Using brief, lively and vigorous touches, in a mixture of primary colors with pastel tones, the painter depicts under a morning mist, a wood and a boat stranded on the bank of a river. This is certainly the Blavet, a natural setting that Pégot-Ogier knew as a child and that he loved to paint.
Jean-Bertrand Pégot-Ogier, known as Jean Pégot as an athlete, was born on May 7, 1877, in Salamanca, Spain.
He was a French painter, engraver, illustrator, photographer, writer, and cyclist.
The Pégot-Ogier couple educated their two children in science, art, music, painting, photography, and literature.

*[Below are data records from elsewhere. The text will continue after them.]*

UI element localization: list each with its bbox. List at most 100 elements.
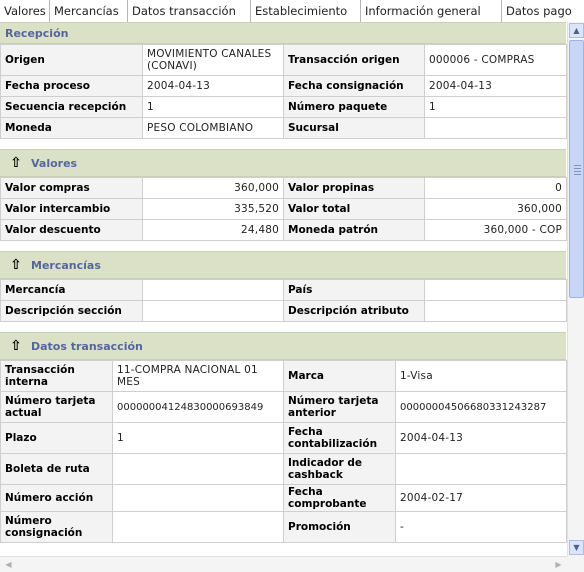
field-label: Marca: [283, 360, 396, 392]
table-row: Número tarjeta actual 000000041248300006…: [0, 391, 567, 423]
content-viewport: Recepción Origen MOVIMIENTO CANALES (CON…: [0, 22, 567, 556]
field-value: 360,000 - COP: [424, 219, 567, 241]
field-value: 0: [424, 177, 567, 199]
tab-datos-transaccion[interactable]: Datos transacción: [128, 0, 251, 22]
field-value: 1: [142, 96, 284, 118]
field-value: 11-COMPRA NACIONAL 01 MES: [112, 360, 284, 392]
field-label: Fecha contabilización: [283, 422, 396, 454]
tab-mercancias[interactable]: Mercancías: [50, 0, 128, 22]
section-spacer: [0, 322, 566, 332]
up-arrow-icon[interactable]: ⇧: [8, 338, 24, 354]
field-value: -: [395, 511, 567, 543]
field-label: Secuencia recepción: [0, 96, 143, 118]
grip-line: [574, 171, 581, 172]
field-label: Moneda patrón: [283, 219, 425, 241]
field-label: Fecha consignación: [283, 75, 425, 97]
field-label: Mercancía: [0, 279, 143, 301]
field-label: Valor total: [283, 198, 425, 220]
chevron-down-icon: ▼: [573, 543, 580, 552]
scrollbar-corner: [567, 556, 584, 572]
section-header-datos-transaccion: ⇧ Datos transacción: [0, 332, 566, 360]
chevron-up-icon: ▲: [573, 26, 580, 35]
tab-datos-pago[interactable]: Datos pago: [502, 0, 574, 22]
field-value: [142, 300, 284, 322]
table-row: Mercancía País: [0, 279, 567, 301]
field-label: Boleta de ruta: [0, 453, 113, 485]
field-label: Indicador de cashback: [283, 453, 396, 485]
scroll-right-button[interactable]: ▶: [551, 557, 566, 572]
field-label: Valor propinas: [283, 177, 425, 199]
table-row: Boleta de ruta Indicador de cashback: [0, 453, 567, 485]
field-value: 1: [112, 422, 284, 454]
field-label: Valor descuento: [0, 219, 143, 241]
field-value: MOVIMIENTO CANALES (CONAVI): [142, 44, 284, 76]
chevron-left-icon: ◀: [5, 560, 12, 569]
valores-table: Valor compras 360,000 Valor propinas 0 V…: [0, 177, 567, 241]
scroll-down-button[interactable]: ▼: [569, 540, 584, 555]
section-title: Recepción: [5, 26, 69, 40]
field-label: Número tarjeta anterior: [283, 391, 396, 423]
table-row: Valor intercambio 335,520 Valor total 36…: [0, 198, 567, 220]
field-value: 1: [424, 96, 567, 118]
field-value: 360,000: [424, 198, 567, 220]
scroll-up-button[interactable]: ▲: [569, 23, 584, 38]
field-label: Descripción sección: [0, 300, 143, 322]
section-spacer: [0, 139, 566, 149]
field-value: [424, 117, 567, 139]
table-row: Número acción Fecha comprobante 2004-02-…: [0, 484, 567, 512]
horizontal-scrollbar[interactable]: ◀ ▶: [0, 556, 567, 572]
table-row: Valor compras 360,000 Valor propinas 0: [0, 177, 567, 199]
field-value: [424, 300, 567, 322]
section-title: Mercancías: [31, 258, 101, 272]
field-label: Número paquete: [283, 96, 425, 118]
field-label: Fecha comprobante: [283, 484, 396, 512]
field-value: 360,000: [142, 177, 284, 199]
mercancias-table: Mercancía País Descripción sección Descr…: [0, 279, 567, 322]
grip-line: [574, 168, 581, 169]
field-label: Moneda: [0, 117, 143, 139]
field-value: 2004-04-13: [395, 422, 567, 454]
field-label: Plazo: [0, 422, 113, 454]
field-label: Sucursal: [283, 117, 425, 139]
field-label: Número acción: [0, 484, 113, 512]
table-row: Moneda PESO COLOMBIANO Sucursal: [0, 117, 567, 139]
field-value: 2004-04-13: [424, 75, 567, 97]
field-label: Descripción atributo: [283, 300, 425, 322]
field-label: Fecha proceso: [0, 75, 143, 97]
field-label: Valor compras: [0, 177, 143, 199]
field-value: [112, 511, 284, 543]
table-row: Número consignación Promoción -: [0, 511, 567, 543]
vertical-scrollbar[interactable]: ▲ ▼: [567, 22, 584, 556]
field-value: PESO COLOMBIANO: [142, 117, 284, 139]
field-label: Transacción interna: [0, 360, 113, 392]
section-title: Datos transacción: [31, 339, 143, 353]
field-value: 1-Visa: [395, 360, 567, 392]
section-header-recepcion: Recepción: [0, 22, 566, 44]
scroll-left-button[interactable]: ◀: [1, 557, 16, 572]
field-label: Promoción: [283, 511, 396, 543]
grip-line: [574, 174, 581, 175]
table-row: Fecha proceso 2004-04-13 Fecha consignac…: [0, 75, 567, 97]
table-row: Plazo 1 Fecha contabilización 2004-04-13: [0, 422, 567, 454]
field-value: 0000000450668033124328​7: [395, 391, 567, 423]
field-label: Transacción origen: [283, 44, 425, 76]
up-arrow-icon[interactable]: ⇧: [8, 155, 24, 171]
table-row: Valor descuento 24,480 Moneda patrón 360…: [0, 219, 567, 241]
tab-valores[interactable]: Valores: [0, 0, 50, 22]
field-label: Número tarjeta actual: [0, 391, 113, 423]
section-spacer: [0, 241, 566, 251]
field-value: [424, 279, 567, 301]
field-label: Valor intercambio: [0, 198, 143, 220]
tab-establecimiento[interactable]: Establecimiento: [251, 0, 361, 22]
field-label: Número consignación: [0, 511, 113, 543]
field-value: [112, 453, 284, 485]
table-row: Secuencia recepción 1 Número paquete 1: [0, 96, 567, 118]
tab-informacion-general[interactable]: Información general: [361, 0, 502, 22]
field-value: 0000000412483000069384​9: [112, 391, 284, 423]
up-arrow-icon[interactable]: ⇧: [8, 257, 24, 273]
section-title: Valores: [31, 156, 78, 170]
scrollbar-thumb[interactable]: [569, 40, 584, 298]
field-value: [112, 484, 284, 512]
field-value: 2004-02-17: [395, 484, 567, 512]
tab-bar: Valores Mercancías Datos transacción Est…: [0, 0, 584, 23]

The house and gardens overlook a splendid view of the banks of the Blavet River.
His father, Eugène Pégot-Ogier, was part of the circle of intellectuals who gravitated around Victor Hugo during his exile in Guernsey. He died in 1895.
Pégot-Ogier joined the Ecole de Concarneau and received teachings from Théophile Deyrolle and Alfred Guillou.
In 1900 and 1901 he exhibited at the Salon des artistes français in Paris.
He exhibited two works in Nantes in 1904, then two more in Rennes in 1905.
Jean-Bertrand Pegot-Ogier's painting is marked sometimes by impressionism, sometimes by synthetism.
He became an artistic collaborator of the newspaper Le Breton de Paris, secretary of the Association of Morbihannais de Paris, then secretary of the Fédération des Bretons de Paris.
In 1907, he organized a large exhibition in Lorient under the patronage of the Breton Rescuers and the Navy.
In March 1908, the Société lorientaise des beaux-arts was created, of which he became vice-president.
In 1909, he held an exhibition in Cologne, Germany.
Aspirant in the 265th Infantry Regiment, Jean-Bertrand Pégot-Ogier was killed on October 2, 1915 at the front in Attichy in the Oise.
The academic work of Marie-Christine Train, carried out in 1990 under the direction of Denise Delouche, has allowed the painter to be rediscovered.
The Faouët Museum in Morbihan, dedicated a major retrospective exhibition to the artist from June 27 to October 11, 2015, to revive his work and honor his memory on the occasion of the hundredth anniversary of his death.
A catalog was published on this occasion: Jean-Bertrand Pégot-Ogier 1877-1915 at Liv-Editions by the two authors Jean-Marc Michaud and Christian Bellec.
Oil on canvas, in perfect condition, signed and with a dedication at the bottom left "to M. Gayet - Study - Pegot-Ogier"
Size : 12,9 x 9,8 Inches without frame and 20,8 x 17,3 Inches with its wooden and stucco frame from Maison RG.